D’après les hauteurs des marées sur nos côtes, on ne peut évaluer à plus de 10 mètres la variation de longueur du rayon terrestre qui pourrait en résulter pour nos latitudes. La variation d'étendue de l’horizon de la Tour Eiffel serait donc très petite. Cependant, certains sommets de montagne ou d’édifices pourraient devenir visibles à certaines heures du jour quand les autres vont à l’horizon rationnel, et restent invisibles aux heures intermédiaires, surtout vers les équinoxes.

Quelques faits appuient la supposition que cette variation existe. On m’a assuré qu’à Marseille, il est de notoriété traditionnelle, parmi les marins du port, qu’aux équinoxes, seulement, les Pyrénées deviennent visibles au coucher du soleil. De Lyon, on voit le Mont-Blanc, mais il est surtout visible le matin et le soir. Tout se passe donc comme si à ces mêmes moments, le méridien de la vallée du Rhône, s'aplatissait légèrement. Cette déformation périodique de l'ellipsoïde terrestre ne peut se produire que si sa croûte solide est assez mince pour flotter sur le noyau liquide et obéir à ses pressions. Si d’ailleurs il en était autrement, il se produirait, à chaque syzygie, mais surtout aux équinoxes et aux solstices, des tremblements de terre d’une périodicité bien plus évidente que celle qu’on observe.

Si ce mouvement existe, comme cette déformation des méridiens, symétrique par rapport au centre de gravité du globe, ne peut faire varier la verticale, elle ne peut changer le zénith astronomique et doit échapper aux constatations des astronomes.

Les observations à faire pour les constater seraient de deux sortes.

1° des observations directes à la lunette, renouvelées d'heure en heure, sur la visibilité plus ou moins grande de certains points de repères fixes, choisis aux quatre points cardinaux de l’horizon, tels que tours ou clochers, édifies, arbres ou sommets de montagne, qui seraient aperçus sur des parties variables de leur hauteur.

2° des observations photographiques, consistant à prendre, aux mêmes heures, des vues circulaires de l’horizon, qui seraient ensuite comparées au microscope.

Les variations de la réfraction atmosphérique, compliqueraient le problème, mais outre qu'on peut en tenir compte dans une certaine mesure, il n’y a aucune raison pour que la valeur de cette réfraction augmente aux syzygies ou aux équinoxes et diminue aux époques intermédiaires. Elle ne pourrait donc dissimuler l’existence de la variation à constater, pourvu que les observations fussent assez nombreuses, à intervalles réguliers.
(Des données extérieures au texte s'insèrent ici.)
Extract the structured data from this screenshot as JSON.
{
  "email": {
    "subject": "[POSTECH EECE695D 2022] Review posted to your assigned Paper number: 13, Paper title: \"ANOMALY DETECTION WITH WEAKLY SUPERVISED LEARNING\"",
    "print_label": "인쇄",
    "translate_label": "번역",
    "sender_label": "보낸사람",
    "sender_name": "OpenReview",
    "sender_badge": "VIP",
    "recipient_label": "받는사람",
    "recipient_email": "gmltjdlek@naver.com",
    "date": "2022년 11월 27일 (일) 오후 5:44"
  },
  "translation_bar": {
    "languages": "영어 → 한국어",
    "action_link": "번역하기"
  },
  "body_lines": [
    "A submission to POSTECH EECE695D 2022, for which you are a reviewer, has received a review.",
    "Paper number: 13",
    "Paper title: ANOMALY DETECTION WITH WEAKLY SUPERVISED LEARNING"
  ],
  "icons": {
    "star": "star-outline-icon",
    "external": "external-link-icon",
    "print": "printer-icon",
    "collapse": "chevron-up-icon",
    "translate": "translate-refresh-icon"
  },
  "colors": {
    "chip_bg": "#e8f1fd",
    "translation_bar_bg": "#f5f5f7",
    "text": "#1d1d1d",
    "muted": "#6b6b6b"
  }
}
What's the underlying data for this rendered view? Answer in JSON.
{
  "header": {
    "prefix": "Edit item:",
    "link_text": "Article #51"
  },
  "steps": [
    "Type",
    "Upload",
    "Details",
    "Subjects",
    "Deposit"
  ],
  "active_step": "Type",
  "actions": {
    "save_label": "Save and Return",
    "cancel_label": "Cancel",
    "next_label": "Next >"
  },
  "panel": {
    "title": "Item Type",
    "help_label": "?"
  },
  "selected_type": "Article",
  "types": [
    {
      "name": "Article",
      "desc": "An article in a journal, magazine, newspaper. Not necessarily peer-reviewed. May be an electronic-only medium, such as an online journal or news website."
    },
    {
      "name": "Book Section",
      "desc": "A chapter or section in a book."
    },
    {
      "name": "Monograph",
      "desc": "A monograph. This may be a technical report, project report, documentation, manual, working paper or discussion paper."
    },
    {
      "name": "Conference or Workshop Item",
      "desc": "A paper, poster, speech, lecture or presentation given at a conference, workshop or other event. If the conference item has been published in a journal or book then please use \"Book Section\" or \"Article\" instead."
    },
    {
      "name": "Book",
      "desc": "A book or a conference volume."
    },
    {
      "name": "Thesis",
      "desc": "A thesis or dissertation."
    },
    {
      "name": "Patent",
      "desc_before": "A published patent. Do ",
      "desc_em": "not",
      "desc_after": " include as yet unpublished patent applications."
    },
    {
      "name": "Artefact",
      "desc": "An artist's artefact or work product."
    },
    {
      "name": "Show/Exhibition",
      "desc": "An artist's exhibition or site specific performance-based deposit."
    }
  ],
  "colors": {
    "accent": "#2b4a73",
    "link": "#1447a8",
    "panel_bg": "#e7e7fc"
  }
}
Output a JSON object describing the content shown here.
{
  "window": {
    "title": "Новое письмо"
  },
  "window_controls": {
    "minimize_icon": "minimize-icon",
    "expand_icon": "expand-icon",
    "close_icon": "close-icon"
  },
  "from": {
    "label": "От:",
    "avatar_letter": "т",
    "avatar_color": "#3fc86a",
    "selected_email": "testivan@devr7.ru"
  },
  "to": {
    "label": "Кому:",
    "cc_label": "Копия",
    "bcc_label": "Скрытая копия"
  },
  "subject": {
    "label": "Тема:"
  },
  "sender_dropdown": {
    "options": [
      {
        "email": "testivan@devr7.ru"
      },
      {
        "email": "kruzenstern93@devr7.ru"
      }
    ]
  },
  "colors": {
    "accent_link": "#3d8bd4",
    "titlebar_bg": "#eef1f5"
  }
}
N'ayant aucun moyen de faire ces observations moi-même, je crois bien faire, Monsieur, de vous en soumettre le plan.
Si cette marée intérieure était constatée, elle devrait modifier notre théorie actuelle des marées océaniques ; car il [?] que les eaux cherchant toujours le plus court, rayon du globe, couleraient bi-quotidiennement des méridiens gonflés, vers les méridiens aplanis ; de sorte que la pleine mer théorique devrait avoir lieu, non plus quand les astres culminent, mais six heures après. Cela expliquerait qu’en effet la pleine mer n'ait lieu que 36 heures après les passages au méridien, en vertu d’une accumulation de la vitesse acquise des eaux ; comme dans un vase qu'on balance, l’amplitude maximum des oscillations se produit quand on arrête son mouvement. Bien des lacunes de la théorie actuelle des marées seraient ainsi comblées. Il y faudrait toujours tenir compte de l’action directe des des astres sur les eaux mais comme elle agirait en sens tout contraire, elle tendrait à atténuer le phénomène principal au lieu de le produire.

Vous m’excuser, j’espère, Monsieur, de la liberté que je prends de vous écrire, par l’importance que pourrait avoir la constatation d’un tel fait, et vous voudrez bien agréer l’expression de mes sentiments respectueux. Clemence Royer".